It is the kind of political retreat that tends to happen quietly, on a Saturday, buried beneath a longer press release. This one was not quite so tidy. By the middle of June, Keir Starmer was understood to be ready to consult on loosening the UK’s 2030 electric vehicle sales targets — a signal clear enough that it landed on front pages rather than in the small print.
The backstory runs through months of intensive lobbying. Car manufacturers, led by groups representing Jaguar Land Rover, Stellantis, and others with significant UK production, had been warning Downing Street that the existing Zero Emission Vehicle mandate — which requires 80 percent of new car sales to be fully electric by 2030 — was a factory-closing timeline dressed up as a climate policy. The unions joined the argument early. Unite and the GMB both raised the spectre of job losses across the Midlands and beyond, the kind of constituency language a Labour government is structurally obliged to take seriously.

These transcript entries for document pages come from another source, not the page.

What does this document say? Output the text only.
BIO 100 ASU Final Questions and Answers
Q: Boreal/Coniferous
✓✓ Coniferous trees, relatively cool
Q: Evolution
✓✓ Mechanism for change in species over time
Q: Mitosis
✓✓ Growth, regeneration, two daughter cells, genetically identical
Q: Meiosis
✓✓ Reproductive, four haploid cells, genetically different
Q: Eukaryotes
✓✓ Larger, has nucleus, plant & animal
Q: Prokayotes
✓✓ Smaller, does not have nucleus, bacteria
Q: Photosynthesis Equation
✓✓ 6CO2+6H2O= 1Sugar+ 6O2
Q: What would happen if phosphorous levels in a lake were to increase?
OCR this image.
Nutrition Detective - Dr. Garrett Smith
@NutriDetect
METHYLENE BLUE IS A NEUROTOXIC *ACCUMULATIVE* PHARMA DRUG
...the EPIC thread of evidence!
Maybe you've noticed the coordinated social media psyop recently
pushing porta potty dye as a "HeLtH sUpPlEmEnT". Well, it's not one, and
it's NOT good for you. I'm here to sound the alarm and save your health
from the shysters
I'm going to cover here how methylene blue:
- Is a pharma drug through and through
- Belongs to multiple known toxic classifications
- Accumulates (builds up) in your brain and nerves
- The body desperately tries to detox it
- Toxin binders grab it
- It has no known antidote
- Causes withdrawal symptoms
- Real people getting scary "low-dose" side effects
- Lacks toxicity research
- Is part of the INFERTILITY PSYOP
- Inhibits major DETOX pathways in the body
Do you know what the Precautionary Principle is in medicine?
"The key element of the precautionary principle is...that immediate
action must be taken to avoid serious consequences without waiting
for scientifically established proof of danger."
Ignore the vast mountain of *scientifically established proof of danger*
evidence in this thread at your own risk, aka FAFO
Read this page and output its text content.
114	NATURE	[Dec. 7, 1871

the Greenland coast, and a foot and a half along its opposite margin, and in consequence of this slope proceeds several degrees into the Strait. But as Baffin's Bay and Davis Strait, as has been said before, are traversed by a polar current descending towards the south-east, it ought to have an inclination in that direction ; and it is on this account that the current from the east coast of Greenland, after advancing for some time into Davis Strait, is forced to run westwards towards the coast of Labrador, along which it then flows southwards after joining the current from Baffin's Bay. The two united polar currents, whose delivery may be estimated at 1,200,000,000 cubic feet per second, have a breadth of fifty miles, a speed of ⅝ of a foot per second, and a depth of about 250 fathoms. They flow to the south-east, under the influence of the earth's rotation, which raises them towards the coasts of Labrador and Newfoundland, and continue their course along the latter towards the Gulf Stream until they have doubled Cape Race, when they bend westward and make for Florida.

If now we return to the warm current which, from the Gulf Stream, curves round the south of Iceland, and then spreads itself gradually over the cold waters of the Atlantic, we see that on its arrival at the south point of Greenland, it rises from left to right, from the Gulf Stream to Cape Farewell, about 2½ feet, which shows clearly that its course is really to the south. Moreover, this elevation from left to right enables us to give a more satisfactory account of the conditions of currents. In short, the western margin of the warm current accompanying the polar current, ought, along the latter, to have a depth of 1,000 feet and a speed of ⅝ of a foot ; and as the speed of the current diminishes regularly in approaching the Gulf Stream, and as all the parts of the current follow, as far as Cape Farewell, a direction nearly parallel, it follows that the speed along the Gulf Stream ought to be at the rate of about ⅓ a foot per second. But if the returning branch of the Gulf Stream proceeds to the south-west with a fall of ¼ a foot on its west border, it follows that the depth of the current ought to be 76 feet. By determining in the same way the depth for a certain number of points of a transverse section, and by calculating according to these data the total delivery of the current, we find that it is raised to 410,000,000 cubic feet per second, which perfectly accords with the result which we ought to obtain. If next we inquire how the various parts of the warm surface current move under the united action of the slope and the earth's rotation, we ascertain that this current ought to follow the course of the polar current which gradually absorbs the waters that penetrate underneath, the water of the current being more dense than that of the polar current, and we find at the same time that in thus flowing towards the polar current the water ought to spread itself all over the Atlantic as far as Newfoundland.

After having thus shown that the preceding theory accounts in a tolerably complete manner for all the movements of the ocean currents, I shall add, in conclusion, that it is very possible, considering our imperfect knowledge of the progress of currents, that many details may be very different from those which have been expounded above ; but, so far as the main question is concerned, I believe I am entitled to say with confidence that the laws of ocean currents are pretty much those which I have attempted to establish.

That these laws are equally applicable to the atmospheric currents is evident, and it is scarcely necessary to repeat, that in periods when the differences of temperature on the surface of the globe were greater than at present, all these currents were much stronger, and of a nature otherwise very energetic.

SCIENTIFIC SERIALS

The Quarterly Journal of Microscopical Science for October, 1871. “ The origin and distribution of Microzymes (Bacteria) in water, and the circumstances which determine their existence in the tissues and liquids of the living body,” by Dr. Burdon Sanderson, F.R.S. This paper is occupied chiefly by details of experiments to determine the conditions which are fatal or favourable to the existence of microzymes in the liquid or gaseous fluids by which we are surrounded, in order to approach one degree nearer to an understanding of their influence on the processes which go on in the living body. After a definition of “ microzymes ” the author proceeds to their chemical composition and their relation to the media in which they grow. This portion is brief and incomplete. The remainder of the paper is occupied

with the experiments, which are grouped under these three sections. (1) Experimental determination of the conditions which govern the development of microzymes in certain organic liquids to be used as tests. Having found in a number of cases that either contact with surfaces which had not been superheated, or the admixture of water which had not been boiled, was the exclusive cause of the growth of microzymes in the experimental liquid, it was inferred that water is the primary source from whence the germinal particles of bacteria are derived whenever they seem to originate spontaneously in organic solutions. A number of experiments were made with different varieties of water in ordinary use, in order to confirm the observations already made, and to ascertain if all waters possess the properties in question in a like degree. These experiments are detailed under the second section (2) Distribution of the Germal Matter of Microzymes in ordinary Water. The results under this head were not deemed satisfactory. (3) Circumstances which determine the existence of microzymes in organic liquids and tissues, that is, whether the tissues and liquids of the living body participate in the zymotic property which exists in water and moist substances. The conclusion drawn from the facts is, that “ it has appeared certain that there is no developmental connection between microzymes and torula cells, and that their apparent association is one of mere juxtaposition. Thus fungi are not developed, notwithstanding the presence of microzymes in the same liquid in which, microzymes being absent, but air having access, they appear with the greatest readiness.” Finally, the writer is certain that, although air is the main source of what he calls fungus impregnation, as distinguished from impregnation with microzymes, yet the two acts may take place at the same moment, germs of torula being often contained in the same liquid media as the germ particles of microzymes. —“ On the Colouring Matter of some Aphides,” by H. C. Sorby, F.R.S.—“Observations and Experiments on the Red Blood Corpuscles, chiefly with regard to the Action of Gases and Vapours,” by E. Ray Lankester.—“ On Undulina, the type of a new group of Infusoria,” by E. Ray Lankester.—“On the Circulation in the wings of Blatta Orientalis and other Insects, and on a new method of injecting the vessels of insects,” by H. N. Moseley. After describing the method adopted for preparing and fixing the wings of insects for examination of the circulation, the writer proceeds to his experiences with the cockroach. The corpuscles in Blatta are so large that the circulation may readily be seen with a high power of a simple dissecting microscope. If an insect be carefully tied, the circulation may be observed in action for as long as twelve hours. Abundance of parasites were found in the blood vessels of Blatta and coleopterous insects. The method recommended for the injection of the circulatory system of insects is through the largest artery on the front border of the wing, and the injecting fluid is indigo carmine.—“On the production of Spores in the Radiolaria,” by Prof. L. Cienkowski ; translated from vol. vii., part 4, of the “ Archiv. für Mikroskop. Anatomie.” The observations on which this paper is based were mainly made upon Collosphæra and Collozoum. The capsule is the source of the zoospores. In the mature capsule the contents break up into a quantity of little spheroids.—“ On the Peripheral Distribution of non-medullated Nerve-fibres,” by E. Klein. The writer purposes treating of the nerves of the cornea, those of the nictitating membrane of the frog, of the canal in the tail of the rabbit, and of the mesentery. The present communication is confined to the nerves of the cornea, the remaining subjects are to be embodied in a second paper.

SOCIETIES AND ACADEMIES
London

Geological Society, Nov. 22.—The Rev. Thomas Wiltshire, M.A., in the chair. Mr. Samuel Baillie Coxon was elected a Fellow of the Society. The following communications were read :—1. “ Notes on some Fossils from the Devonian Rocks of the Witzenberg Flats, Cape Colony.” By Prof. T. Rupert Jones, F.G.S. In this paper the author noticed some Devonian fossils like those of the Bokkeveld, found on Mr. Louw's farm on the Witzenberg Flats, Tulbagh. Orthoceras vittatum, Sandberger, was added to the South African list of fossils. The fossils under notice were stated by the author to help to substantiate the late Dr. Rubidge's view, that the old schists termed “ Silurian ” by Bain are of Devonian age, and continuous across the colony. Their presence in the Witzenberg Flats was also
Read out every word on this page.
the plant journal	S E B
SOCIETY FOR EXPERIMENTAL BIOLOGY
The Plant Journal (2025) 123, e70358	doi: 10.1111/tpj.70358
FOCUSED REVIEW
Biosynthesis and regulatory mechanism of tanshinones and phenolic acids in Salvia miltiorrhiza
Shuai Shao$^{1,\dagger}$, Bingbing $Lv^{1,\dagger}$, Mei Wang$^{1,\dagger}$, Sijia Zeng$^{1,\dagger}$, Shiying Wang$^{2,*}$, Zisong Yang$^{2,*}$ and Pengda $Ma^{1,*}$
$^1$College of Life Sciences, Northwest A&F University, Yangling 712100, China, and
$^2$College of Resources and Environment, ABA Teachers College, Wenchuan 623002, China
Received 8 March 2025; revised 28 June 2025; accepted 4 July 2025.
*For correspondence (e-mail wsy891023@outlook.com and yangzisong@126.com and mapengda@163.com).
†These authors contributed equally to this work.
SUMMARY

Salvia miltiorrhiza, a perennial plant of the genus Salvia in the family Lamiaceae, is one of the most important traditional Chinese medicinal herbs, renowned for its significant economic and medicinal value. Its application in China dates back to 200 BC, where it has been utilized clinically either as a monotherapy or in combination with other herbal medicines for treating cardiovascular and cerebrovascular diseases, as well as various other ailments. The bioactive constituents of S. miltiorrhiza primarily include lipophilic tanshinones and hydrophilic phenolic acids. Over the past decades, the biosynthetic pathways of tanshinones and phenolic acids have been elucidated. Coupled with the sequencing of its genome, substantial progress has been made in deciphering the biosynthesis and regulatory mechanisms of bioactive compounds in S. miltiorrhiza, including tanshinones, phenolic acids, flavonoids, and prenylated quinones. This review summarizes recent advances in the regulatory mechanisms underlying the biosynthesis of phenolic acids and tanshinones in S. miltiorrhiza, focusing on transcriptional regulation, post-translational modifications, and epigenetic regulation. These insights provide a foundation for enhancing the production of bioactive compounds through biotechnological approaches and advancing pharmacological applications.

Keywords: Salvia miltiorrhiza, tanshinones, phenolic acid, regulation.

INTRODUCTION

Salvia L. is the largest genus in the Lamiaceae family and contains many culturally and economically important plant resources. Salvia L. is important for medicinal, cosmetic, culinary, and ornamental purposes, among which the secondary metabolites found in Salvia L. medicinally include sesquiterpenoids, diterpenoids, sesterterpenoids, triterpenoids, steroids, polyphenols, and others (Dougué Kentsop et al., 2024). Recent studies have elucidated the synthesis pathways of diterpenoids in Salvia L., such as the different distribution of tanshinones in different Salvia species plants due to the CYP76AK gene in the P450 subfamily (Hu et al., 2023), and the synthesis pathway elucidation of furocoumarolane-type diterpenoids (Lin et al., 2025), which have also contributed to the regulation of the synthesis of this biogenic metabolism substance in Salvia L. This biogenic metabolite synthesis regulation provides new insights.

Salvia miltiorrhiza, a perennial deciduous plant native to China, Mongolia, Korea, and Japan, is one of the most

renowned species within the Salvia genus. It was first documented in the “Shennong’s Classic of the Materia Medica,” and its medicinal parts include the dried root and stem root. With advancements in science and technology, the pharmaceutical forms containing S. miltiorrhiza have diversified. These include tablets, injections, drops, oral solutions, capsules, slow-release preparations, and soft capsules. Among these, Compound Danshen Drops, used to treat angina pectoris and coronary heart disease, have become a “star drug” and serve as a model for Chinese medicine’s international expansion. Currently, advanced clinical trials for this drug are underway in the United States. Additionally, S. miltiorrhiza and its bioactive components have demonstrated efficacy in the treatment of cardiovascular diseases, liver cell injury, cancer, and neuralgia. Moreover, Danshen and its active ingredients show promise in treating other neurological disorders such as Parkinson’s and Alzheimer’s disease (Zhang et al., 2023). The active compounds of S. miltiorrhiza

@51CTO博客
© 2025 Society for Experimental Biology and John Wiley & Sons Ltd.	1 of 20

The tension inside the cabinet is not subtle. Ed Miliband, who holds the energy brief and has staked considerable political capital on the net-zero timetable, is understood to be opposed to any rollback. Starmer’s reported decision to proceed anyway frames this as an economic-realism intervention rather than a retreat — a distinction the Prime Minister’s allies will be working hard to maintain.
A formal consultation has not yet been announced, but industry sources told the Guardian on June 14 that the direction of travel is no longer in serious doubt. The shape of any replacement target — and whether a revised 2030 deadline survives at all — is the next argument to have.